The rangies vary. Why?

version for debugging

def mushrooms2(A, k, m):
    n = len(A)
    result = 0
    pref = prefix_sums(A)
    l1 =min(m, k) + 1
    print 'loop p in xrange(min(m, k) + 1): %d' % l1
    for p in xrange(min(m, k) + 1):
        print 'p %d' % p
        print 'A= %r' % A
        print 'pref= %r' % pref
        left_pos = k - p
        right_pos = min(n - 1, max(k, k + m - 2 * p))
        result = max(result, count_total(pref, left_pos, right_pos))
        print 'left_pos = k - p= %d' % left_pos
        print 'right_pos= min(n-1,max(k,k+m-2*p))= %d' % right_pos
        print 'max'
        print '(result %d' % result
        print 'count_total(pref, left_pos, right_pos)) %r, %r, %r, %r' % (pref,left_pos, right_pos,count_total(pref, left_pos, right_pos))
        print 'result= %d' % result
        print 'next p'
    l2=min(m + 1, n - k)
    print   'loop xrange(min(m + 1, n - k)): %d' % l2
    for p in xrange(min(m + 1, n - k)):
        print 'p %d' % p
        print 'A= %r' % A
        print 'pref= %r' % pref
        right_pos = k + p
        left_pos = max(0, min(k, k - (m - 2 * p)))
        result = max(result, count_total(pref, left_pos, right_pos))
        print 'right_pos = k + p= %d' % right_pos
        print 'left_pos = max(0, min(k, k - (m - 2 * p)))= %d' % left_pos
        print 'max'
        print '(result %d' % result
        print 'count_total(pref, left_pos, right_pos)) %r, %r, %r, %r' % (pref,left_pos, right_pos,count_total(pref, left_pos, right_pos))
        print 'result= %d' % result
        print 'next p'
    print 'result %d' % result
    return result

Solution

  • You are not alone in considering the loop construction to be counter-intuitive, as I had to spend a few minutes on it as well. Here's what I figured out.

    Now, the solution in the link you provided further details the optimal strategy is walking on path in such a way that one changes directions only once. In that manner, one is able to cover a range with left and right endpoints, which left_pos and right_pos seems to represent.

    As to the particulars of the loops, instead of thinking of the loop in terms of the loop variables(i.e. p) it is easier to figure out what changes through the course of the loop, and how p is used. Otherwise, figuring out what is in those min and max expressions seems a bit too peculiar in the beginning.

    For instance, in the first loop, instead of figuring out what that range represents, try how left_pos is affected by different values p gets.

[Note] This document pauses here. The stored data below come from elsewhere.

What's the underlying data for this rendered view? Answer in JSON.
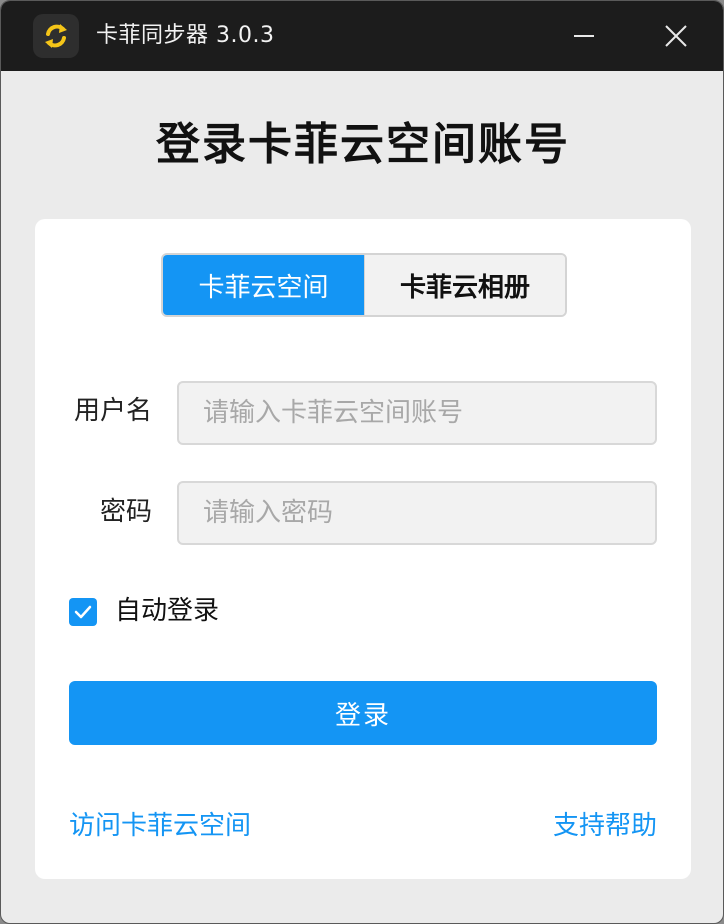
{
  "window": {
    "title": "卡菲同步器 3.0.3",
    "app_icon": "sync-arrows-icon",
    "minimize_icon": "minimize-icon",
    "close_icon": "close-icon"
  },
  "login": {
    "heading": "登录卡菲云空间账号",
    "tabs": [
      {
        "label": "卡菲云空间",
        "selected": true
      },
      {
        "label": "卡菲云相册",
        "selected": false
      }
    ],
    "username": {
      "label": "用户名",
      "value": "",
      "placeholder": "请输入卡菲云空间账号"
    },
    "password": {
      "label": "密码",
      "value": "",
      "placeholder": "请输入密码"
    },
    "auto_login": {
      "label": "自动登录",
      "checked": true
    },
    "submit_label": "登录",
    "links": {
      "visit": "访问卡菲云空间",
      "help": "支持帮助"
    }
  },
  "colors": {
    "accent": "#1495f4",
    "titlebar": "#1c1c1c",
    "background": "#ebebeb",
    "icon_gold": "#f5c518"
  }
}
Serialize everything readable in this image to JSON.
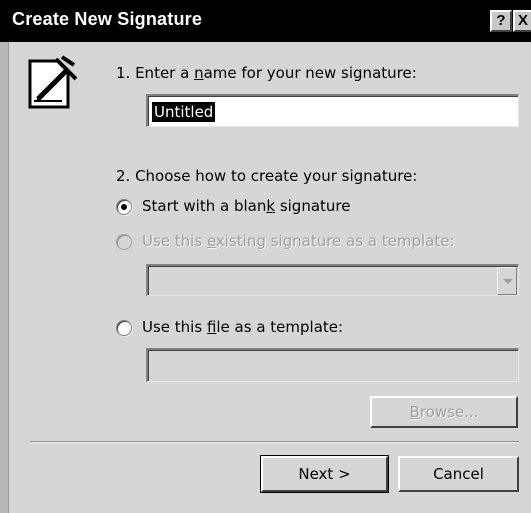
{
  "dialog": {
    "title": "Create New Signature",
    "help_label": "?",
    "close_label": "X"
  },
  "step1": {
    "prefix": "1. Enter a ",
    "accel": "n",
    "suffix": "ame for your new signature:",
    "name_value": "Untitled"
  },
  "step2": {
    "label": "2. Choose how to create your signature:",
    "options": [
      {
        "pre": "Start with a blan",
        "accel": "k",
        "post": " signature",
        "checked": true,
        "enabled": true
      },
      {
        "pre": "Use this ",
        "accel": "e",
        "post": "xisting signature as a template:",
        "checked": false,
        "enabled": false
      },
      {
        "pre": "Use this ",
        "accel": "f",
        "post": "ile as a template:",
        "checked": false,
        "enabled": true
      }
    ],
    "existing_select_value": "",
    "file_value": ""
  },
  "buttons": {
    "browse_accel": "B",
    "browse_rest": "rowse...",
    "next": "Next >",
    "cancel": "Cancel"
  },
  "icons": {
    "title_help": "help-icon",
    "title_close": "close-icon",
    "signature": "signature-pen-icon"
  }
}
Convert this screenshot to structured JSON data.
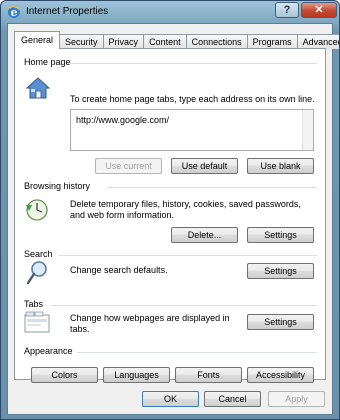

After a bit of thinking, one notices that left_pos changes in a manner complying to the possible left endpoints.

    Specifically, when p == 0, left endpoint is the starting index(i.e. k) and when p is min(m, k), then it is either 0(i.e. if k < m) or (k - m). In the former case, that is as far as the left endpoint can go, as it would get out of the valid range of spots on the road. In the latter case, the number of moves prohibit any solution with a left_pos smaller than (k - m) since it is impossible to go from k to those indices in m moves.

    The assignment made to right_pos in the first loop can be explained similarly. min statement includes (n-1), which is the rightmost legal index that can be reached and it serves to keep the right endpoint in the allowed limits. The inner max statement features k, as it is the least possible value for right_pos. (i.e. due to k being the starting point) It also has an expression (k + m - 2 * p). This expression represents the following process:

    • Go to left for p moves.
    • Change direction, and go to right for p moves to reach the starting point.
    • Go to right with the remaining (m - 2p) moves.

    The second loop is just the reflection of this first loop, and you may explain it simply by adapting my explanation of the first loop.

    As to your second question, I do not think it is common practice to shift the indices for prefix sum arrays. I typically use this method in online programming contests and my implementation of the prefix sum array you use in Python would be as follows.

    def prefix_sums(A):
        n = len(A)
        P = [0] * n
        P[0] = A[0]
        for k in xrange(1, n):
            P[k] = P[k - 1] + A[k]
        return P
    
    def count_total(P, x, y):
        return (P[y] - P[x - 1] if x > 0 else P[y])
    

    The fundamental idea behind the implementation above is that, at P[x], we have the sum A[0] + A[1] + ... + A[x].